Une revendication préemptive consiste à être le premier à énoncer publiquement une qualité que des concurrents possèdent peut-être aussi, mais que personne n'a encore dite. Claude Hopkins, rédacteur publicitaire du début du vingtième siècle, l'a formalisée en trois étapes à l'occasion d'une campagne pour la crème à raser Palmolive, à une époque où la plupart des acheteurs restaient fidèles à leur marque habituelle par habitude plutôt que par comparaison.

Interroger le marché avant d'écrire

Avant toute ligne de texte, Hopkins a fait interroger des centaines d'hommes sur ce qu'ils recherchaient réellement dans une crème à raser. Trois désirs sont revenus de façon constante : une mousse abondante, une action rapide sur une barbe épaisse, une mousse qui tienne jusqu'à la fin du rasage. Cette liste, obtenue en langage courant plutôt que déduite depuis un bureau, devient le cahier des charges de toute la suite.
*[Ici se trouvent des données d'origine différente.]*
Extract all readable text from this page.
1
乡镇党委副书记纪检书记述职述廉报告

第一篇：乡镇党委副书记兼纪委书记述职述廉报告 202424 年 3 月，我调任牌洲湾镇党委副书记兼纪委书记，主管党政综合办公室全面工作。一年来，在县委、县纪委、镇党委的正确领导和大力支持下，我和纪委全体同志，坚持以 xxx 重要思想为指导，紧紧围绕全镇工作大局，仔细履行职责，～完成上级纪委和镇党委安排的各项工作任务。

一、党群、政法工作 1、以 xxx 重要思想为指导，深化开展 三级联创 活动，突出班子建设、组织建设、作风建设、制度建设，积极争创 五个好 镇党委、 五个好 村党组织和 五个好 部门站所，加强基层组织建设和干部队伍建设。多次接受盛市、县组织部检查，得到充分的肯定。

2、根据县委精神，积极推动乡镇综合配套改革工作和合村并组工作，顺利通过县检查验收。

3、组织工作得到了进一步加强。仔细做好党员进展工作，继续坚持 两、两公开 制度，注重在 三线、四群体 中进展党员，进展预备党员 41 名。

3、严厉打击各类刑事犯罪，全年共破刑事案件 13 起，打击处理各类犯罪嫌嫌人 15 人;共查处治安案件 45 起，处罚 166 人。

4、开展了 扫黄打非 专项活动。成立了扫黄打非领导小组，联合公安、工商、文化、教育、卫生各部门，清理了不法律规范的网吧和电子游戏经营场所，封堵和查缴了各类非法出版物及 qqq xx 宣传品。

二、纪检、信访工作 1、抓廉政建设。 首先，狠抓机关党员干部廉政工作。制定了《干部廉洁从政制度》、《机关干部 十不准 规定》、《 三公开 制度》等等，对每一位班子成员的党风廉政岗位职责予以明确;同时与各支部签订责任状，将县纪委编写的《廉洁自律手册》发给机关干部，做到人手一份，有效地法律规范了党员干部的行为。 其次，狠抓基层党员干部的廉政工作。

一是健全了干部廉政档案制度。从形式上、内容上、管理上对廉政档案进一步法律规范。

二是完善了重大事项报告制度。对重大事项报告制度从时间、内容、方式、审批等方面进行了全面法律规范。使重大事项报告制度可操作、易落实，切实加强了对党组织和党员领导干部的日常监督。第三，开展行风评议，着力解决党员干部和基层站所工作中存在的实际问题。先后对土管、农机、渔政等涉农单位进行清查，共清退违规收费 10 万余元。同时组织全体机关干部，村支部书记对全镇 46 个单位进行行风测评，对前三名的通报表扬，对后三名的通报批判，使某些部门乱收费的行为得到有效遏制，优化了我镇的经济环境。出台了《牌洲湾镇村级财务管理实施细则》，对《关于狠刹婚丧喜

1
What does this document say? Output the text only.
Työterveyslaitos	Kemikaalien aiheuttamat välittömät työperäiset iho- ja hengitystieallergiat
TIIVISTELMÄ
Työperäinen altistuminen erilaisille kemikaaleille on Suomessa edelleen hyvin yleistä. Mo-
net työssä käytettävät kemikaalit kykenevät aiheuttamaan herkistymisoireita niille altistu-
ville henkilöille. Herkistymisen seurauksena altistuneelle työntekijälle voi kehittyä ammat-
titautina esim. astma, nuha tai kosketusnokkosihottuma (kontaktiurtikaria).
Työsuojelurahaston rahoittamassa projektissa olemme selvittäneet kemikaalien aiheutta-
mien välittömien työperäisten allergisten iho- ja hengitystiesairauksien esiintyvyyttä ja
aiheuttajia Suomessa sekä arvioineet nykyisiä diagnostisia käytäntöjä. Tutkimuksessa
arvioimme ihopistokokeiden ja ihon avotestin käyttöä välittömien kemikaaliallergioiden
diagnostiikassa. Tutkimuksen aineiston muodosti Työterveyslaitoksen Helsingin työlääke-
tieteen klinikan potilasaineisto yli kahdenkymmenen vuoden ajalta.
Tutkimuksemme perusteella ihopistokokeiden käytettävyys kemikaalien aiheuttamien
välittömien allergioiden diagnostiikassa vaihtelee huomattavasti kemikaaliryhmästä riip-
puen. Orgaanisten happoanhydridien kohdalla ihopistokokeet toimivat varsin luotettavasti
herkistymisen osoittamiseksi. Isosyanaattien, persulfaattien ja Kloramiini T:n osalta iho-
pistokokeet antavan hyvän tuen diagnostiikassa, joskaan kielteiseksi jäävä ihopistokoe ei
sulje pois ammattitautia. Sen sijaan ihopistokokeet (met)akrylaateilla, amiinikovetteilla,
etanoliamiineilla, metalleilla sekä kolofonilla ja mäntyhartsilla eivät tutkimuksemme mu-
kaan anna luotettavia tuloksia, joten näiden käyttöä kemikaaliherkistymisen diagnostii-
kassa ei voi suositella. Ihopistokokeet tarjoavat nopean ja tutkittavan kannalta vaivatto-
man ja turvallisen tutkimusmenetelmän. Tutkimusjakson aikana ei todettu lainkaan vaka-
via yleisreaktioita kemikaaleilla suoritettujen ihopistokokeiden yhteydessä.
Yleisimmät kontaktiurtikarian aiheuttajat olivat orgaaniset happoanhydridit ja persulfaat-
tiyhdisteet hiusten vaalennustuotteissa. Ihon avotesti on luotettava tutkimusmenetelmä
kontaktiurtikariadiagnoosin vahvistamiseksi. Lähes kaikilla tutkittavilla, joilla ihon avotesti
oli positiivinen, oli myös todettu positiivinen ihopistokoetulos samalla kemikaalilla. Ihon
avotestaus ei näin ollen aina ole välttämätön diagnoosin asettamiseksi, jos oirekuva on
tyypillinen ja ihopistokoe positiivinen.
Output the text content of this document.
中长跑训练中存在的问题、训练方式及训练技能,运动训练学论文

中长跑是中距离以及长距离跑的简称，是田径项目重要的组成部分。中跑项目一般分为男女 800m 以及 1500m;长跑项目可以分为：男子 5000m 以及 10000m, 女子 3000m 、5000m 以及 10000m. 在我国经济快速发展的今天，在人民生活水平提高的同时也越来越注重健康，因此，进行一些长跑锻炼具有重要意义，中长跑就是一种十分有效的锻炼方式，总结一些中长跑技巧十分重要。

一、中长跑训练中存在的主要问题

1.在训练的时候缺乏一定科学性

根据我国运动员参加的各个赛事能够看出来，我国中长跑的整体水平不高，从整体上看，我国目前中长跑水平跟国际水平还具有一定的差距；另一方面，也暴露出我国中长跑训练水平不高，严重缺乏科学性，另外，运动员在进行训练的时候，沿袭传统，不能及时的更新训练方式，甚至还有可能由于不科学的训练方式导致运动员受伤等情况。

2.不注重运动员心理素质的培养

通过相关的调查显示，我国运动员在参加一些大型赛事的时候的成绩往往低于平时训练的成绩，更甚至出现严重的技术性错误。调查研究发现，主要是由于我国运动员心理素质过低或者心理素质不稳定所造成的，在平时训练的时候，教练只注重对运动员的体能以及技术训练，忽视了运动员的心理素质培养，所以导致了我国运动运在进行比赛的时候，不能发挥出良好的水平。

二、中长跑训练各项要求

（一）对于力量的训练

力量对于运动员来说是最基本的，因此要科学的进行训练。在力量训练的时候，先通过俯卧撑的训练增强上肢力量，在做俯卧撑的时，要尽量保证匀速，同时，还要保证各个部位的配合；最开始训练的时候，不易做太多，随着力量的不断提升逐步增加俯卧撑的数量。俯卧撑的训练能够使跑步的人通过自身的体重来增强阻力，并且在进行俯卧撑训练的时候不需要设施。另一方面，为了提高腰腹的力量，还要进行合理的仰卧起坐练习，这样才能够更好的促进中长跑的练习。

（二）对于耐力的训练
Mesurer le produit sur ces critères précis

Hopkins a ensuite confié cette liste au chimiste en chef de Palmolive, V. C. Cassidy, avec une consigne explicite : ne pas inventer des avantages, mais mesurer le produit sur exactement les critères que les hommes avaient nommés. Les chiffres obtenus ont suivi un par un : la mousse de Palmolive multipliait son volume par 250, la barbe absorbait 15 % d'eau en une minute, la mousse conservait sa texture crémeuse pendant dix minutes.

Être le premier à le dire, si possible en chiffres

Une fois les mesures obtenues, Hopkins a publié ces chiffres avant tout concurrent, alors que d'autres marques de crème à raser possédaient probablement des qualités comparables sans jamais les avoir énoncées publiquement. Sa propre formulation résume l'intérêt de la démarche : « Probably other shaving creams could meet the same specifications… But we were the first to give figures on results. And one actual figure counts for more than countless platitudes. » Hopkins avait déjà appliqué le même principe des décennies plus tôt pour la bière Schlitz, en décrivant publiquement un procédé de stérilisation que toutes les brasseries utilisaient sans jamais le mentionner à leurs clients.

L'aveu qui précède la revendication

Hopkins n'a pas caché la banalité de son point de départ : « One can hardly claim in a shaving soap exceptional effects. That is not logical. » Cette reconnaissance explicite, développée dans Vulnérabilité et aveu comme leviers de crédibilité, précède la méthode plutôt que de la remplacer : la revendication préemptive ne consiste pas à exagérer un produit ordinaire, mais à en dire, le premier et avec des chiffres précis, ce que d'autres pourraient dire aussi mais ne disent pas.

Ce que la méthode suppose

Chaque étape dépend de la précédente : mesurer sans avoir d'abord interrogé le marché revient à mesurer au hasard, et publier sans avoir mesuré revient à une simple promesse invérifiable. La force de la démarche tient à ce qu'un chiffre exact, obtenu à partir d'une attente réellement exprimée par le marché, persuade davantage qu'une accumulation d'adjectifs, un principe développé dans Spécificité concrète et fluidité cognitive en copywriting.

Application pratique

Trois questions, dans cet ordre, permettent de reproduire la démarche sur un produit jugé ordinaire : que recherchent réellement les clients, en leurs propres mots plutôt que par supposition ; sur laquelle de ces attentes précises le produit peut-il être mesuré ; et cette mesure a-t-elle déjà été publiée par un concurrent, ou reste-t-elle disponible pour être dite en premier.